The following is excerpted from Sheila Heti's new novel, Pure Colour. Heti is the author of several books, including Motherhood and How Should a Person Be?, which New York Magazine deemed one of the "New Classics of the 21st century." She was named one of "the New Vanguard" by The New York Times book critics, who, along with a dozen other magazines and newspapers, chose Motherhood as a Best Book of 2018. She is the former Interviews Editor of The Believer magazine. She lives in Toronto.
After God created the heavens and the earth, he stood back to contemplate creation, like a painter standing back from the canvas.
This is the moment we are living in—the moment of God standing back. Who knows how long it has been going on for? Since the beginning of time, no doubt. But how long is that? And for how much longer will it continue?
You’d think it would only last a moment, this delay of God standing back, before stepping forward again to finish the canvas, but it appears to be going on forever. But who knows how long or short this world of ours seems from the vanishing point of eternity?
Now the earth is heating up in advance of its destruction by God, who has decided that the first draft of existence contained too many flaws.

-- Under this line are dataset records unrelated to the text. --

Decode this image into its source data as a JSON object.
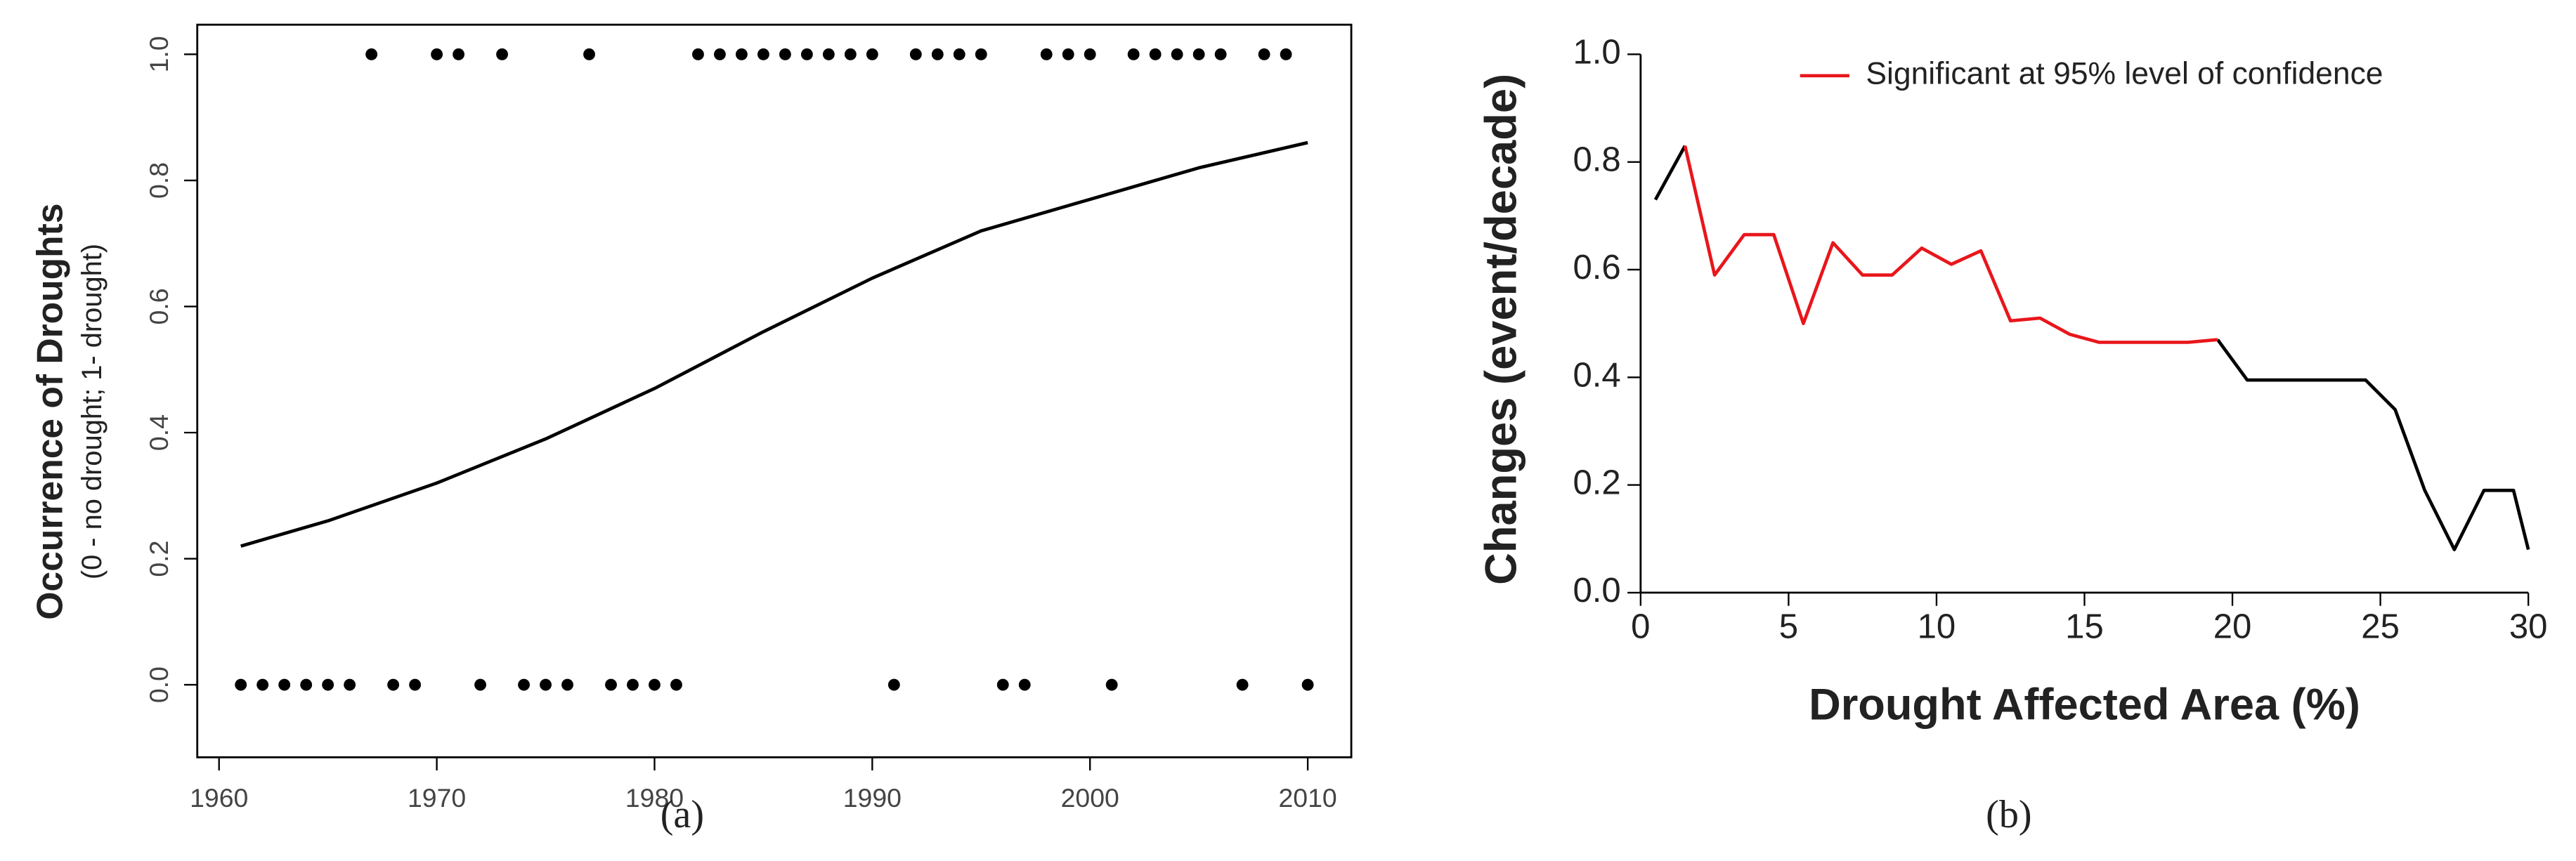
{
  "chart_data": [
    {
      "type": "scatter",
      "y_label": "Occurrence of Droughts",
      "y_sublabel": "(0 - no drought; 1- drought)",
      "caption": "(a)",
      "xlim": [
        1959,
        2012
      ],
      "ylim": [
        -0.115,
        1.047
      ],
      "xticks": [
        1960,
        1970,
        1980,
        1990,
        2000,
        2010
      ],
      "yticks": [
        {
          "value": 0,
          "label": "0.0"
        },
        0.2,
        0.4,
        0.6,
        0.8,
        {
          "value": 1,
          "label": "1.0"
        }
      ],
      "series": [
        {
          "type": "scatter",
          "color": "#000000",
          "x": [
            1961,
            1962,
            1963,
            1964,
            1965,
            1966,
            1967,
            1968,
            1969,
            1970,
            1971,
            1972,
            1973,
            1974,
            1975,
            1976,
            1977,
            1978,
            1979,
            1980,
            1981,
            1982,
            1983,
            1984,
            1985,
            1986,
            1987,
            1988,
            1989,
            1990,
            1991,
            1992,
            1993,
            1994,
            1995,
            1996,
            1997,
            1998,
            1999,
            2000,
            2001,
            2002,
            2003,
            2004,
            2005,
            2006,
            2007,
            2008,
            2009,
            2010
          ],
          "values": [
            0,
            0,
            0,
            0,
            0,
            0,
            1,
            0,
            0,
            1,
            1,
            0,
            1,
            0,
            0,
            0,
            1,
            0,
            0,
            0,
            0,
            1,
            1,
            1,
            1,
            1,
            1,
            1,
            1,
            1,
            0,
            1,
            1,
            1,
            1,
            0,
            0,
            1,
            1,
            1,
            0,
            1,
            1,
            1,
            1,
            1,
            0,
            1,
            1,
            0
          ]
        },
        {
          "type": "line",
          "color": "#000000",
          "x": [
            1961,
            1965,
            1970,
            1975,
            1980,
            1985,
            1990,
            1995,
            2000,
            2005,
            2010
          ],
          "values": [
            0.22,
            0.26,
            0.32,
            0.39,
            0.47,
            0.56,
            0.645,
            0.72,
            0.77,
            0.82,
            0.86
          ]
        }
      ]
    },
    {
      "type": "line",
      "x_label": "Drought Affected Area (%)",
      "y_label": "Changes (event/decade)",
      "caption": "(b)",
      "legend": "upper right",
      "xlim": [
        0,
        30
      ],
      "ylim": [
        0,
        1
      ],
      "xticks": [
        0,
        5,
        10,
        15,
        20,
        25,
        30
      ],
      "yticks": [
        {
          "value": 0,
          "label": "0.0"
        },
        0.2,
        0.4,
        0.6,
        0.8,
        {
          "value": 1,
          "label": "1.0"
        }
      ],
      "x": [
        0.5,
        1.5,
        2.5,
        3.5,
        4.5,
        5.5,
        6.5,
        7.5,
        8.5,
        9.5,
        10.5,
        11.5,
        12.5,
        13.5,
        14.5,
        15.5,
        16.5,
        17.5,
        18.5,
        19.5,
        20.5,
        21.5,
        22.5,
        23.5,
        24.5,
        25.5,
        26.5,
        27.5,
        28.5,
        29.5,
        30
      ],
      "series": [
        {
          "color": "#000000",
          "values": [
            0.73,
            0.83,
            null,
            null,
            null,
            null,
            null,
            null,
            null,
            null,
            null,
            null,
            null,
            null,
            null,
            null,
            null,
            null,
            null,
            0.47,
            0.395,
            0.395,
            0.395,
            0.395,
            0.395,
            0.34,
            0.19,
            0.08,
            0.19,
            0.19,
            0.08
          ]
        },
        {
          "name": "Significant at 95% level of confidence",
          "color": "#e8161b",
          "values": [
            null,
            0.83,
            0.59,
            0.665,
            0.665,
            0.5,
            0.65,
            0.59,
            0.59,
            0.64,
            0.61,
            0.635,
            0.505,
            0.51,
            0.48,
            0.465,
            0.465,
            0.465,
            0.465,
            0.47,
            null,
            null,
            null,
            null,
            null,
            null,
            null,
            null,
            null,
            null,
            null
          ]
        }
      ]
    }
  ]
}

Ready to go at creation a second time, hoping to get it more right this time, God appears, splits, and manifests as three critics in the sky: a large bird who critiques from above, a large fish who critiques from the middle, and a large bear who critiques while cradling creation in its arms.
People born from the bird egg are interested in beauty, order, harmony and meaning. They look at nature from on high, in an abstracted way, and consider the world as if from a distance. These people are like birds soaring—flighty, fragile and strong.

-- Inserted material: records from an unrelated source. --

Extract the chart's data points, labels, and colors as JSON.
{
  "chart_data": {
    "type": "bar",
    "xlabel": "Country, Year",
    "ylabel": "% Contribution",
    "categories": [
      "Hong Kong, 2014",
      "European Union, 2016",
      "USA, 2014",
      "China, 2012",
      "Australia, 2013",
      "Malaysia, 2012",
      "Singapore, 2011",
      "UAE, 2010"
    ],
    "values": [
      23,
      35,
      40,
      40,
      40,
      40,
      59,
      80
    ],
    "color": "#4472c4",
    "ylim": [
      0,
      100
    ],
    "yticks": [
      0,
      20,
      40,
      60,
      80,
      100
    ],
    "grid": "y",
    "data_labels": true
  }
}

People born from a fish egg appear in a flotation of jelly, and this jelly contains hundreds of thousands of eggs, where the most important thing is not any individual egg, but the condition of the many. For the fish, it’s less any one individual egg that concerns them than that eggs are laid in the best conditions, where the temperature is most right, and the current most gentle, so the majority might survive. For fish, it’s the collective conditions that count. A person hatched from a fish egg is concerned with fairness and justice here on earth: on humanity getting the temperature right for the many. One thousand eggs are the concern of a fish, whereas the person hatched from the egg of a bear clutches one special person close, as close as they possibly can.
A person born from a bear egg is like a child holding on to their very best doll. Bears do not have a pragmatic way of thinking, in which their favorites can be sacrificed for some higher end. They are deeply consumed with their own. Bears claim a few people to love and protect, and feel untroubled by their choice; they are turned towards those they can smell and touch.
People born from these three different eggs will never completely understand each other. They will always think that those born from a different egg have their priorities all wrong. But fish, birds and bears are all equally important in the eye of God, and it wouldn’t be a better world if there were only fish in it, and it wouldn’t be a better world if there were only bears. God needs creation critiqued by all three. But here on earth, it is hard to believe it: fish find the concerns of the birds superficial, while birds are made impatient by the critiques of the fish. Nothing makes a person feel like their life’s work—or their self—is less seen than when it’s being judged by someone from a different egg.
Yet birds should be grateful that someone is making the structural critique, so they don’t have to. And fish should be grateful that someone is making the aesthetic critique, so they can focus on the structural one.
God is most proud of creation as an aesthetic thing. You have only to look at the exquisite harmony of sky and trees and moon and stars to see what a good job God did, aesthetically. So those born from the bird egg are the most grateful of all. Those born from the fish egg are the most upset, and those born from the bear egg aren’t too happy, either.
Perhaps God shouldn’t conceive of creation as an artwork, the next time around; then he will do a better job with the qualities of fairness and intimacy in our living. But is that even possible—for an artist to shape their impulse into a form which is not, in the end, an art form?
This particular story concerns a birdlike woman named Mira, who is torn between her love for the mysterious Annie, who seems to Mira a distant fish, and her love for her father, who appears as a warm bear.
The heart of the artist is a little bit hollow. The bones of the artist are a little bit hollow. The brain of the artist is a little bit hollow. But this allows them to fly. Those who aren’t hatched from the bird egg might wonder why it was birds—who center their thoughts on their own selves—who were born to give the world its metaphors, pictures and stories. Why should it have been given to the birds?
A bird can learn to walk on the ground like a bear, and they can spend their whole life walking—but they will never be happy this way. While a fish on the shore gasps for breath, desperate to get back to the sea.